We wrote this book because--surprisingly, considering DDoS has existed as a problem since 1999--there are currently no books that focus exclusively on DDoS. Existing network security books either ignore the topic or devote at most a chapter to it. These works provide enough information for computer practitioners who merely need to be familiar with the concept, but not nearly enough for a network administrator or CTO who needs to protect her network from such attacks and must be prepared to recover from them. There are many academic papers on the subject, but their view is limited to their particular research topic.

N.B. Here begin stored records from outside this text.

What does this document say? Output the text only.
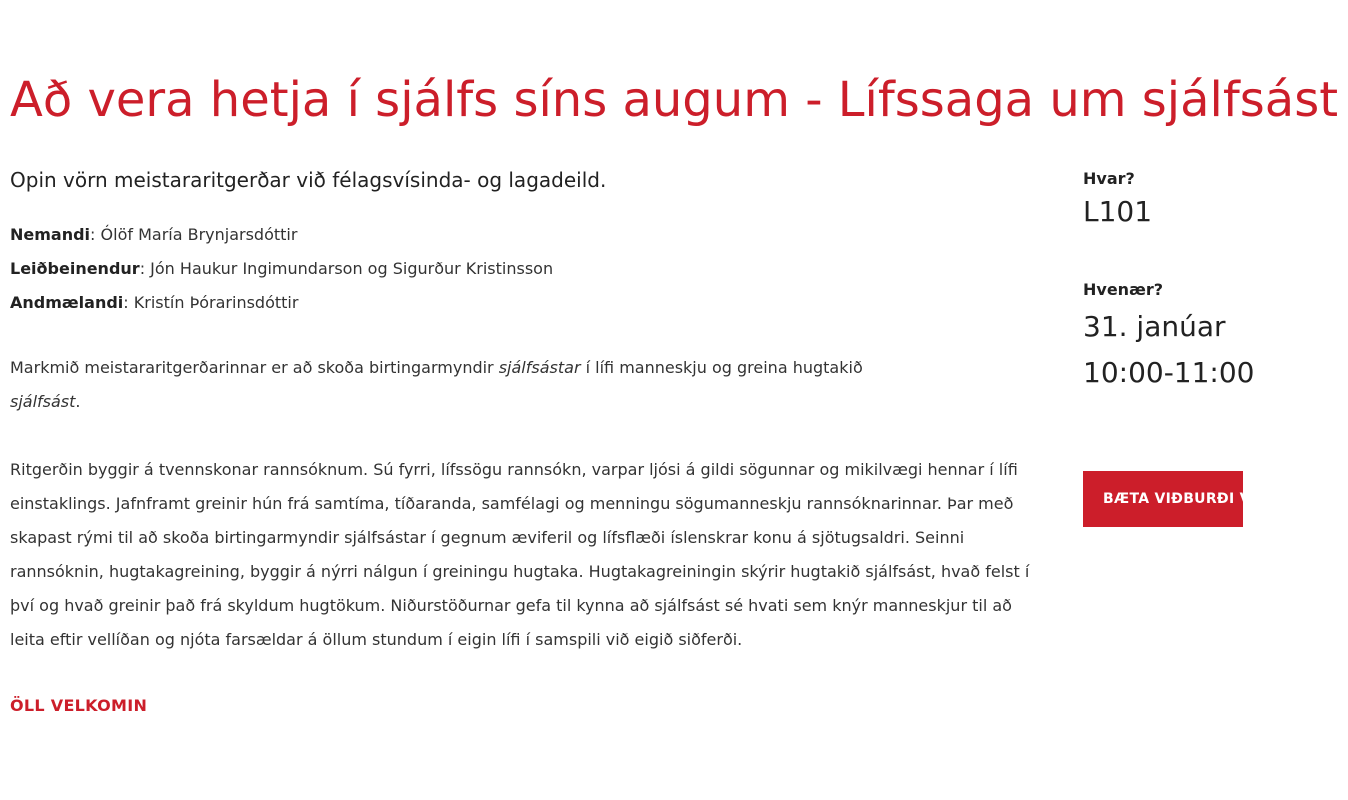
Að vera hetja í sjálfs síns augum - Lífssaga um sjálfsást

Opin vörn meistararitgerðar við félagsvísinda- og lagadeild.

Nemandi: Ólöf María Brynjarsdóttir
Leiðbeinendur: Jón Haukur Ingimundarson og Sigurður Kristinsson
Andmælandi: Kristín Þórarinsdóttir

Markmið meistararitgerðarinnar er að skoða birtingarmyndir sjálfsástar í lífi manneskju og greina hugtakið sjálfsást.

Ritgerðin byggir á tvennskonar rannsóknum. Sú fyrri, lífssögu rannsókn, varpar ljósi á gildi sögunnar og mikilvægi hennar í lífi einstaklings. Jafnframt greinir hún frá samtíma, tíðaranda, samfélagi og menningu sögumanneskju rannsóknarinnar. Þar með skapast rými til að skoða birtingarmyndir sjálfsástar í gegnum æviferil og lífsflæði íslenskrar konu á sjötugsaldri. Seinni rannsóknin, hugtakagreining, byggir á nýrri nálgun í greiningu hugtaka. Hugtakagreiningin skýrir hugtakið sjálfsást, hvað felst í því og hvað greinir það frá skyldum hugtökum. Niðurstöðurnar gefa til kynna að sjálfsást sé hvati sem knýr manneskjur til að leita eftir vellíðan og njóta farsældar á öllum stundum í eigin lífi í samspili við eigið siðferði.

ÖLL VELKOMIN
Hvar?
L101
Hvenær?
31. janúar
10:00-11:00
BÆTA VIÐBURÐI VIÐ DAGATAL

There are also white papers from companies offering products to ameliorate DDoS attacks, but they are primarily interested in demonstrating the effectiveness and other advantages of their particular product.
Since the book is intended for a variety of readers, we divided its content into chapters with different difficulty levels (denoted in italics next to chapter names in the overview below). Chapters marked nontechnical are intended for readers who do not have extensive knowledge of networking and security and who are seeking a gradual introduction to DDoS. These readers may wish to read only the nontechnical chapters. Chapters marked technical are for those readers who are familiar with networking operations, such as system administrators, and who are looking for a quick reference to specific DDoS issues or for a fast technical overview of the problems and potential solutions. These readers may wish to read only the technical chapters. There is also a chapter that bears a nontechnical/technical mark. This chapter has a blend of material that contains both technical and nontechnical items. Both of the above groups should read this chapter. Finally, readers who are specifically seeking to learn about DDoS in order to work in this field in the future, such as students and teachers, will find it useful to read the book from cover to cover, as nontechnical chapters set the stage for technical ones.